I've "released" (well uploaded to my website) a couple of desktop applications for free because I didn't think anyone would be prepared to pay for them.

They're very small applications and I couldn't justify charging more than £10 or so for them anyway. I didn't expect to get many users (I know I have at least one) so it didn't seem worth setting up the PayPal integration on my website to collect payments.

If I ever write something larger that I think will have a market then I will look harder and longer at getting payment for it.

3
votes

I shared my application for free. In fact, it helped my potential customers to see how it is working and they contacted me with a proposal of buying and with some additional features to implement. Free distribution of software helped my customers to see how much beneficial it is for them.

3
votes

I write code because I enjoy writing code. Not because I want to be rich, or because I want to change the world, or anything like that. I enjoy writing code, and I like it when people get to benefit from this fact. Why should I charge them lots of money for that?

I also get to benefit from lots of people who feel the same way, and it's a way of giving back to them. I get to use Linux, and Firefox, and .... for free every day, so if I can do something that somehow benefits others then why not?

1
  • “I've been rich and I've been poor. Believe me, rich is better.” -Mae West
    – Ken
    Sep 14, 2010 at 17:12
3
votes

Because good software tools need some time to develop.

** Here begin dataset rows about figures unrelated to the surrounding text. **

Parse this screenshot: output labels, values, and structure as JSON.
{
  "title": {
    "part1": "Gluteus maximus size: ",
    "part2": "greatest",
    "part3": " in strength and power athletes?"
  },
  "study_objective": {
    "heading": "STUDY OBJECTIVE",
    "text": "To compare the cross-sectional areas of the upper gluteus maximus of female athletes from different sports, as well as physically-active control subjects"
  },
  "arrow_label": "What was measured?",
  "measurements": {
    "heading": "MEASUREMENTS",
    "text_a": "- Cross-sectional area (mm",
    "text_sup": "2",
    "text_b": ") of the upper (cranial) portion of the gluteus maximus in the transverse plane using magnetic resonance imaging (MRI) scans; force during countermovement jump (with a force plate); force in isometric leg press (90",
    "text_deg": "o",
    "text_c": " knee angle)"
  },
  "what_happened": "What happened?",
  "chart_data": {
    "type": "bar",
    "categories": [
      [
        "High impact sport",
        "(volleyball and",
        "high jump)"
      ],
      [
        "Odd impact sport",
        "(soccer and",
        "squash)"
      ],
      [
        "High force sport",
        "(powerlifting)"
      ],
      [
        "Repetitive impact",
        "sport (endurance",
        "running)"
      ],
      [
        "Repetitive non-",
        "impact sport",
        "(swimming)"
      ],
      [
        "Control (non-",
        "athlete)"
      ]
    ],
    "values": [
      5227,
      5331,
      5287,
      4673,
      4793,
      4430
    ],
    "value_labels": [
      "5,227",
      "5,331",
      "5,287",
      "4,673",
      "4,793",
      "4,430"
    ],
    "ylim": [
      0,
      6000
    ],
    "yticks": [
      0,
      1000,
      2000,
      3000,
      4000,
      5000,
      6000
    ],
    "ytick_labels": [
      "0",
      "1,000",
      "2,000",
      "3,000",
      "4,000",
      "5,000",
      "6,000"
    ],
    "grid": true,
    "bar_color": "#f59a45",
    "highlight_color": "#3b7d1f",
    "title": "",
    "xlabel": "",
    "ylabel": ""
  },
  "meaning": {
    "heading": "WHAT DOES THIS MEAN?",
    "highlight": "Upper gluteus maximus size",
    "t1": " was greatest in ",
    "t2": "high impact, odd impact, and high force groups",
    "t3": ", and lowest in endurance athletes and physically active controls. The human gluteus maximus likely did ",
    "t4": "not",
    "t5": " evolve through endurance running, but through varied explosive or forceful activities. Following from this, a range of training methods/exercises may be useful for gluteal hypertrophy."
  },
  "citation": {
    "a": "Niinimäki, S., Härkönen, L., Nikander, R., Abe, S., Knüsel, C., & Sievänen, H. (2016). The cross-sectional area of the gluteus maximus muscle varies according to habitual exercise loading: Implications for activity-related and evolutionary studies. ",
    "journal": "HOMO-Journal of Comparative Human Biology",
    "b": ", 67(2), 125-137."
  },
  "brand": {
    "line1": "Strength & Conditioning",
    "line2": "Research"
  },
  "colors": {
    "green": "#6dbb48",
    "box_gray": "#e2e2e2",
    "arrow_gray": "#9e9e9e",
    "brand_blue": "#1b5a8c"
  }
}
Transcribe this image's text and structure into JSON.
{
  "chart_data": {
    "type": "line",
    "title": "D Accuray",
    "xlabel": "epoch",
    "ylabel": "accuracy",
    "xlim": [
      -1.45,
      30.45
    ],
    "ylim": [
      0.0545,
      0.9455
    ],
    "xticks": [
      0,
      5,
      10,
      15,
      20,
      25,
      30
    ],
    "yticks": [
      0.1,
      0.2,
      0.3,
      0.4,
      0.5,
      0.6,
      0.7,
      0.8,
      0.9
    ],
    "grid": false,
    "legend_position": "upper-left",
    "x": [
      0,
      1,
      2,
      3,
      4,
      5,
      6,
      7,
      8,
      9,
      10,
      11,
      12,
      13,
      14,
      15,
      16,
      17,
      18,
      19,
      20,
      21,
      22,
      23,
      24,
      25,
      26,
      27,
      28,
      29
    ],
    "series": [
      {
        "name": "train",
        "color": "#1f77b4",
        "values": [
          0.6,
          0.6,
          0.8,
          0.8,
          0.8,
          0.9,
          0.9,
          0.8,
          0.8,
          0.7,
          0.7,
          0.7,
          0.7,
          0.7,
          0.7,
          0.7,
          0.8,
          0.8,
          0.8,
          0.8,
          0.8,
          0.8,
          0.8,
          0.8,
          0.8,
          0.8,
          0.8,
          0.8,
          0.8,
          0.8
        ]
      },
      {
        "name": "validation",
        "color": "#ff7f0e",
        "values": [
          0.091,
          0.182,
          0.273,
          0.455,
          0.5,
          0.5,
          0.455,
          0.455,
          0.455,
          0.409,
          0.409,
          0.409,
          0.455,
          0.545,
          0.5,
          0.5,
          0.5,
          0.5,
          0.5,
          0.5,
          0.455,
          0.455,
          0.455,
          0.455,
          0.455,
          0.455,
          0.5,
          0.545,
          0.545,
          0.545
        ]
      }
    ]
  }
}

So you start your project and are aware that no one would pay for it, as it is.

But if you give it away for free people might start using it, provide feedback and free testing, development ideas, etc...

Finally, if all goes well you can create a non-free version and sell it.

3
votes

The free software movement insures, basically, innovation on it's most competitive scale.

Things change every day in the programming world and there needs to be a checks and balances system to make sure that everyone is up to par. Otherwise, we would be stuck with a lot of crappy programs just because people made a "Standard"(Microsoft Anyone?).

The fact of the matter is that YOU don't feel like you have the time or the resources to keep up with a free competitor. You have this complaint because it actually forces you to work to MAKE YOUR PROGRAM WORTH THE MONEY. You have to innovate and improve your program(Insert Takei "OH MY!").

Sorry, your vanilla version you planned on riding on for the next five years just isn't going to cut it. You have to constantly develop. That is what it takes.

Don't be upset because you are too lazy to work to make your product decent while people who work harder than you give it up for free.

2
votes

Because I have the feeling that my knowledge can help others in improving their daily work. I also think that public projects increase your visibility across the globe and companies will be interested in you and possibly want to hire you. The latter of course requires that your code base is good and the project becomes popular.

2
votes

People are less willing to pay for virtual stuff like programs, plus, there are many other free programs, so your commercial program, even for 1 cent, won't sell. Also, programs can be copied easily.

"money is the human word for quatloos", that's why some programmers avoid it.